Çırpıcı Deresi’nin yatağı çevresindeki çayırlık olan alanın toplumsal açıdan 18. yüzyılın ikinci yarısında sahip olduğu mesire alanı işlevi ile 1910’larda başlayan koşu alanı işlevlerinin hâlâ devam ettiği görülmektedir. Alanın hâlâ mesire alanı olarak kullanılması ve yüzyıldan fazla süredir atlı spor tesisi olarak hizmet vermesi tarihsel sürekliliğin açık bir göstergesi.

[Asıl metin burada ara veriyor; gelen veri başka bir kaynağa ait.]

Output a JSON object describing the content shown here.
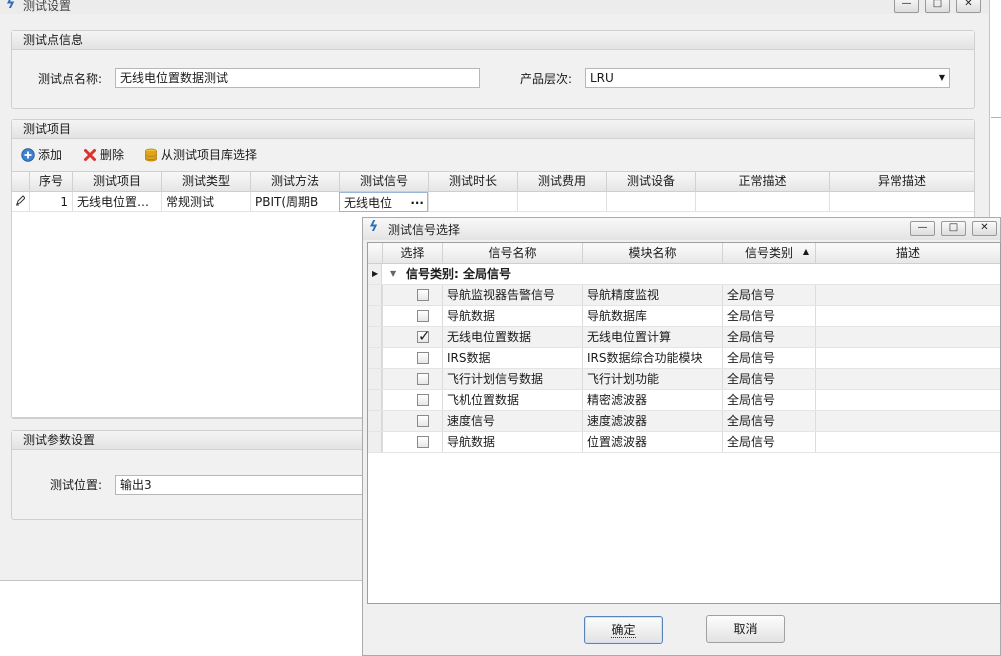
{
  "main_window": {
    "title": "测试设置",
    "controls": [
      "—",
      "□",
      "✕"
    ]
  },
  "point_info": {
    "heading": "测试点信息",
    "name_label": "测试点名称:",
    "name_value": "无线电位置数据测试",
    "level_label": "产品层次:",
    "level_value": "LRU"
  },
  "test_items": {
    "heading": "测试项目",
    "toolbar": {
      "add": "添加",
      "delete": "删除",
      "from_lib": "从测试项目库选择"
    },
    "columns": [
      "序号",
      "测试项目",
      "测试类型",
      "测试方法",
      "测试信号",
      "测试时长",
      "测试费用",
      "测试设备",
      "正常描述",
      "异常描述"
    ],
    "rows": [
      {
        "no": "1",
        "item": "无线电位置…",
        "type": "常规测试",
        "method": "PBIT(周期B",
        "signal": "无线电位",
        "ellipsis": "···"
      }
    ]
  },
  "params": {
    "heading": "测试参数设置",
    "position_label": "测试位置:",
    "position_value": "输出3"
  },
  "signal_dialog": {
    "title": "测试信号选择",
    "controls": [
      "—",
      "□",
      "✕"
    ],
    "columns": [
      "选择",
      "信号名称",
      "模块名称",
      "信号类别",
      "描述"
    ],
    "sort_indicator": "▲",
    "group_label": "信号类别: 全局信号",
    "rows": [
      {
        "checked": false,
        "name": "导航监视器告警信号",
        "module": "导航精度监视",
        "category": "全局信号"
      },
      {
        "checked": false,
        "name": "导航数据",
        "module": "导航数据库",
        "category": "全局信号"
      },
      {
        "checked": true,
        "name": "无线电位置数据",
        "module": "无线电位置计算",
        "category": "全局信号"
      },
      {
        "checked": false,
        "name": "IRS数据",
        "module": "IRS数据综合功能模块",
        "category": "全局信号"
      },
      {
        "checked": false,
        "name": "飞行计划信号数据",
        "module": "飞行计划功能",
        "category": "全局信号"
      },
      {
        "checked": false,
        "name": "飞机位置数据",
        "module": "精密滤波器",
        "category": "全局信号"
      },
      {
        "checked": false,
        "name": "速度信号",
        "module": "速度滤波器",
        "category": "全局信号"
      },
      {
        "checked": false,
        "name": "导航数据",
        "module": "位置滤波器",
        "category": "全局信号"
      }
    ],
    "ok_label": "确定",
    "cancel_label": "取消"
  },
  "colors": {
    "accent": "#2c6fb8",
    "delete": "#d9342b",
    "db": "#e0a41b"
  }
}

20 yılda bir TJK’ya tahsis ediliyor Toplam 612 bin 492 metrekare alan üzerinde kurulu hipodromun sadece 48 bin 772 metrekaresi TJK’nın mülkiyetinde. Hazine’ye ait arazi Tarım ve Hayvancılık Bakanlığı tarafından 1950 yılından beri 20 yılda bir TJK’ye tahsis ediliyor. En son TJK’ne tahsis 2010 yılında yapıldı. Veliefendi Hipodromu’nun bir süredir TJK’nin elinden alınacağı yönünde iddialar da ortalıkta dolaşıyordu.


3 pist, 1200 ahır ve koca bir tarih Hipodromda halen 12 bin kapasiteli trübün, çim (2020 metre), sentetik (1870 metre) yarış pistleri ile kum idman pisti (1730 metre), 1200 ahır, sosyal eğitim merkezi, dernek lokalleri, idare binaları, yarış atları hastanesi, müze ve sergi salonu yer alıyor.